Additional, optional directories
These are rare, but it’s important to keep the meaning of the three core directories clear, so files that don’t fit the input-src-output logic are kept separately.
note: Increasingly we prototype ideas in interactive jupyter notebooks and RStudio markdown files. Notebooks and R markdown files are a great place to explore analyses, and to make sure a tricky chunk of code is doing what you expect. However, they’re not good for the final results. In particular, it’s difficult to assure that the cells of an interactive notebook have been executed in order. Users often test the results in a given cell, then go above that cell to adjust something, then re-run other cells. The results of a notebook may become dependent on an arbitrary execution sequence, which makes them fragile. There are other issues with using notebooks for production work, but from the perspective of the task, execution context and sequence are the biggest problems. We store notebooks in the note/ directory, but the final work has to be in scripts in src/.
docs: Some tasks have additional files we need to keep that aren’t data or source code. For example, when we receive data files from a partner to be stored in an import/ task, we sometimes get documentation from them in pdf, docx, html, or some other format. These files are stored in a doc/ directory at the same level as input/.
hand: In other tasks, we may need to recode a series of values.

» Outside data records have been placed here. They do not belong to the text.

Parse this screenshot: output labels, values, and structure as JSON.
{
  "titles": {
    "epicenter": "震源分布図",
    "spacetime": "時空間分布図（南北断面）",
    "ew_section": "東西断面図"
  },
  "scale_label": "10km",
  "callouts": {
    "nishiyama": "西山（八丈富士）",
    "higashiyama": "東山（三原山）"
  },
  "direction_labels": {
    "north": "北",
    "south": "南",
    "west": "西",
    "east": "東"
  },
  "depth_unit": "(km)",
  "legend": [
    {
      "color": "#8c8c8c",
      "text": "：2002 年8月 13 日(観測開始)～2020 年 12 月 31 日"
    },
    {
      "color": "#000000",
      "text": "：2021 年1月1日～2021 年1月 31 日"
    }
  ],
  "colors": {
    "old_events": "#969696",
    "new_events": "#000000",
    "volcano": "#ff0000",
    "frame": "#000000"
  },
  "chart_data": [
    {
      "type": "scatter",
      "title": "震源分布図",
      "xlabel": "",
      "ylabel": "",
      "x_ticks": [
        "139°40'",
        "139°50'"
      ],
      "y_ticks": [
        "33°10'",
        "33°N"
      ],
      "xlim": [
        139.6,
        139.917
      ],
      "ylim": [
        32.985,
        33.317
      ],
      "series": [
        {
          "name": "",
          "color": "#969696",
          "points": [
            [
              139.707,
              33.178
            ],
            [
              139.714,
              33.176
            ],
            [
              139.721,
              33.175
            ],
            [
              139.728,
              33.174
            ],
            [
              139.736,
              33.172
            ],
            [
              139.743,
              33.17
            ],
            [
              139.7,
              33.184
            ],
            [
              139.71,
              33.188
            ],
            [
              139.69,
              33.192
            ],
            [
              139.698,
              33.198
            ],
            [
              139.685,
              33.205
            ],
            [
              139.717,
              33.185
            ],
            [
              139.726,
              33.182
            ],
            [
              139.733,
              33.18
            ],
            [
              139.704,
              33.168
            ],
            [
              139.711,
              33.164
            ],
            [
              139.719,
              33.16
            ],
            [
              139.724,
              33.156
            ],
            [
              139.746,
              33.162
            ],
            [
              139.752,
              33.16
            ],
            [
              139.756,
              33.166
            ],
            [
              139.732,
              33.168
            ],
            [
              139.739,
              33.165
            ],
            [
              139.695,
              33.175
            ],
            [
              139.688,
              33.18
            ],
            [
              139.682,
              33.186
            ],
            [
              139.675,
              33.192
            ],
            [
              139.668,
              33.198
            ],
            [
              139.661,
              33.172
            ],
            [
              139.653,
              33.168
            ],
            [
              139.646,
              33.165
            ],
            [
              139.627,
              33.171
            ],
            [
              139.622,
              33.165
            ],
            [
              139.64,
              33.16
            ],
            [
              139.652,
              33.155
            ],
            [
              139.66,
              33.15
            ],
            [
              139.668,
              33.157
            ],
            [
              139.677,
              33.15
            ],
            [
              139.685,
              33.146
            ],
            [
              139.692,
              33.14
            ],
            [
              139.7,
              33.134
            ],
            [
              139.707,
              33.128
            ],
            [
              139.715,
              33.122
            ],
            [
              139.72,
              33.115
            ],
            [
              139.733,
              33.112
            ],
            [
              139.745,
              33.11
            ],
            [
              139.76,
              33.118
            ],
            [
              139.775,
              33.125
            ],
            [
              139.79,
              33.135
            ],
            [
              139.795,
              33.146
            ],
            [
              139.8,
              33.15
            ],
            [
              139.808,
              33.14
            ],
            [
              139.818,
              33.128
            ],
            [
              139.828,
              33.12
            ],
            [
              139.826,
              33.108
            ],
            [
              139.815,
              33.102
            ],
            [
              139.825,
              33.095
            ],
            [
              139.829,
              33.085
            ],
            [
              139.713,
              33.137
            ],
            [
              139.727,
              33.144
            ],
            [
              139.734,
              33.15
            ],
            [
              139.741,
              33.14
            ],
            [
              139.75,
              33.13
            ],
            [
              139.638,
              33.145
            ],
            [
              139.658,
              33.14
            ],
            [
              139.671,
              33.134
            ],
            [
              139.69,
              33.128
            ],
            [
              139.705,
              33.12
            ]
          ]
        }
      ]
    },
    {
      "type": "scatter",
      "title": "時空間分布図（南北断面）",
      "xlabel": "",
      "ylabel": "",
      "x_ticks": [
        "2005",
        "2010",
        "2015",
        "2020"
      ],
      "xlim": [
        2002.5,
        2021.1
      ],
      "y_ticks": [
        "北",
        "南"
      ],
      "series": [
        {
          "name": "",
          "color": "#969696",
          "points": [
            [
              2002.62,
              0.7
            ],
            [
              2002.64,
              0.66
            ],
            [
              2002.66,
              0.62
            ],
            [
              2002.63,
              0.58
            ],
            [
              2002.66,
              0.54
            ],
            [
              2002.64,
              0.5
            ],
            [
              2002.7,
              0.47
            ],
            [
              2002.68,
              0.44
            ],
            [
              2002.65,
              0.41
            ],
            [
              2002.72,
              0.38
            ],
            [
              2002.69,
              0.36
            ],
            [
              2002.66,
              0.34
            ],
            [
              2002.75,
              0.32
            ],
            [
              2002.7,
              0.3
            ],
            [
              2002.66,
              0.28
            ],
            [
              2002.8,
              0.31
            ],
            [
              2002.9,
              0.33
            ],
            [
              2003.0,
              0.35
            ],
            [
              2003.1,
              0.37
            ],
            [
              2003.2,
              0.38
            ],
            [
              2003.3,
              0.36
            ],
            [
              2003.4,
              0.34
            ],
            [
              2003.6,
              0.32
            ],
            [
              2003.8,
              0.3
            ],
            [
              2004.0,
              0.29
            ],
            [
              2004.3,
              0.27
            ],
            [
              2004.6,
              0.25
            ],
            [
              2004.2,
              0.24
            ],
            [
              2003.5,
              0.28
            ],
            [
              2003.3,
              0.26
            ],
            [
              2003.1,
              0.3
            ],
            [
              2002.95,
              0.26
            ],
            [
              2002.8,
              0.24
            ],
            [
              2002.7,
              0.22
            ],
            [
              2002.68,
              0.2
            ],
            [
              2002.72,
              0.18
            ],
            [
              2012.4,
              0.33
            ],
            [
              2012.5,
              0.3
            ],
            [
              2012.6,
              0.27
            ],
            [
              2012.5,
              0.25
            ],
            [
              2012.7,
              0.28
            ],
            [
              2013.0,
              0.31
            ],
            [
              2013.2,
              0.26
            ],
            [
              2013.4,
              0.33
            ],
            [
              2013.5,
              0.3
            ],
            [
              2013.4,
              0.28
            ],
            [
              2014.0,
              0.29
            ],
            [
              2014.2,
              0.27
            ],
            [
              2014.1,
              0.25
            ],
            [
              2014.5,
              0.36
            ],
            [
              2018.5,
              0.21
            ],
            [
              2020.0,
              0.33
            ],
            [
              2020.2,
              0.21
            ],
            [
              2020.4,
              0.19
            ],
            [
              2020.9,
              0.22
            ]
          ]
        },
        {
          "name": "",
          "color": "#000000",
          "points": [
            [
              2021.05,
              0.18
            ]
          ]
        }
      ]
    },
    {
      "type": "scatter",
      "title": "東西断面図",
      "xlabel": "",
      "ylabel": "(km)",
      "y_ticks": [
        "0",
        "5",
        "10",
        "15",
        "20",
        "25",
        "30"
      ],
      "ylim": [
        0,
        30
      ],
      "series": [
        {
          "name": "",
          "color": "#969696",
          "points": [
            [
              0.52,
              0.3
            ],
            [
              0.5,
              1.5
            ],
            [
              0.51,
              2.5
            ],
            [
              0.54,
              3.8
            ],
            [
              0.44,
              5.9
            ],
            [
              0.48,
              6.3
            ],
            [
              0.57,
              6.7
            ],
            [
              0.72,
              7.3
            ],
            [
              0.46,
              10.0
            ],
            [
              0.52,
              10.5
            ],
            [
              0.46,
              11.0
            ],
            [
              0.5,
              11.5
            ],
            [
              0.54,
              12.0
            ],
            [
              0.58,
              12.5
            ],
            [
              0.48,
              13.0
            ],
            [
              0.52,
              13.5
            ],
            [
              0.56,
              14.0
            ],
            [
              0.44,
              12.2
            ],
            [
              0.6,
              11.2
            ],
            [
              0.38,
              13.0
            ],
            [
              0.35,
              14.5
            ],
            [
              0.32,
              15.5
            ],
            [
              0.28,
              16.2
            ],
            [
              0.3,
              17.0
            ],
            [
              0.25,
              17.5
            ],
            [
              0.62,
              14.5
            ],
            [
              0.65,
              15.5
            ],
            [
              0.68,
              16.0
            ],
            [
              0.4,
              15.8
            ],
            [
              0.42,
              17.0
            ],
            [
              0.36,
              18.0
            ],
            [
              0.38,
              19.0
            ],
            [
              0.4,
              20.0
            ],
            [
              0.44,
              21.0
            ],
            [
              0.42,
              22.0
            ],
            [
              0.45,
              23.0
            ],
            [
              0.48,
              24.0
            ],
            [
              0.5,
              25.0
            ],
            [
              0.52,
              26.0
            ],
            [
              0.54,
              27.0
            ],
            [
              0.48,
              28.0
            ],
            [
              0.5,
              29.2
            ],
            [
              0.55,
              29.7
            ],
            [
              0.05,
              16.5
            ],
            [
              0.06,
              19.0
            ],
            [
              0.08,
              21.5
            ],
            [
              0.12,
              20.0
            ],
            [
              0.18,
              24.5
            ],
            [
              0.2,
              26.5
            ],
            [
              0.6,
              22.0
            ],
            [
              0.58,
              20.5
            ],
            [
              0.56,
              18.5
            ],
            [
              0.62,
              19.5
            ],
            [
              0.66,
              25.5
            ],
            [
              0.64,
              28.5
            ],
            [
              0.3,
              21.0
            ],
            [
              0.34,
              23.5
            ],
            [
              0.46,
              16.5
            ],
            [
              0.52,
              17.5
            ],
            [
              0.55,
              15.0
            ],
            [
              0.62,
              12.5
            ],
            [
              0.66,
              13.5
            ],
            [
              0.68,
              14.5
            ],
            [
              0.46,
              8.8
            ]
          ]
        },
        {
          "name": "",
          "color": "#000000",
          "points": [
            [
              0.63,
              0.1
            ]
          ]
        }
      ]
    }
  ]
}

This is common in data cleaning, for example, where we might want to convert city names “San Fran,” “Babylon by the Bay,” and “Frisco,” to a canonical “San Francisco.” In our practice, we would store the variant spellings in a small csv file which we maintain by hand, like source code. It’s data, not code, but it’s not an input because we update it (fiddling by hand) when we find new values. These files go in a hand/ directory at the same level as src/.
Similarly, it is often valuable to associate a constant value with a name:
So that we can refer in code to conflict_begin instead of hard-coding the date. This has several benefits: all references to this date now resolve to the same value, avoiding errors we might introduce if we mistyped the hard-coded date in several different places in the code. This also means that if we decide to change the value (perhaps we decide that the conflict started on 11 March instead of 10 March), we only have to change it once (don’t repeat yourself!). We say what we mean (“the start of the conflict”) instead of requiring that the person reading the code know what the date implies. We store data like this in yaml files in hand/.
frozen: In extremely rare cases, the best way to process a file is by using an interactive tool. For example, ancient files in dbf format (from dBase III, FoxBase, and FoxPro) can be easily and accurately read by LibreOffice — including the memo fields! — while other, scriptable tools tend to be buggy or partial. When we need to extract dbf files, we put the original dbf files in input/, then open them with LibreOffice, save the csv files to frozen/, and symlink the files from frozen/ to output/.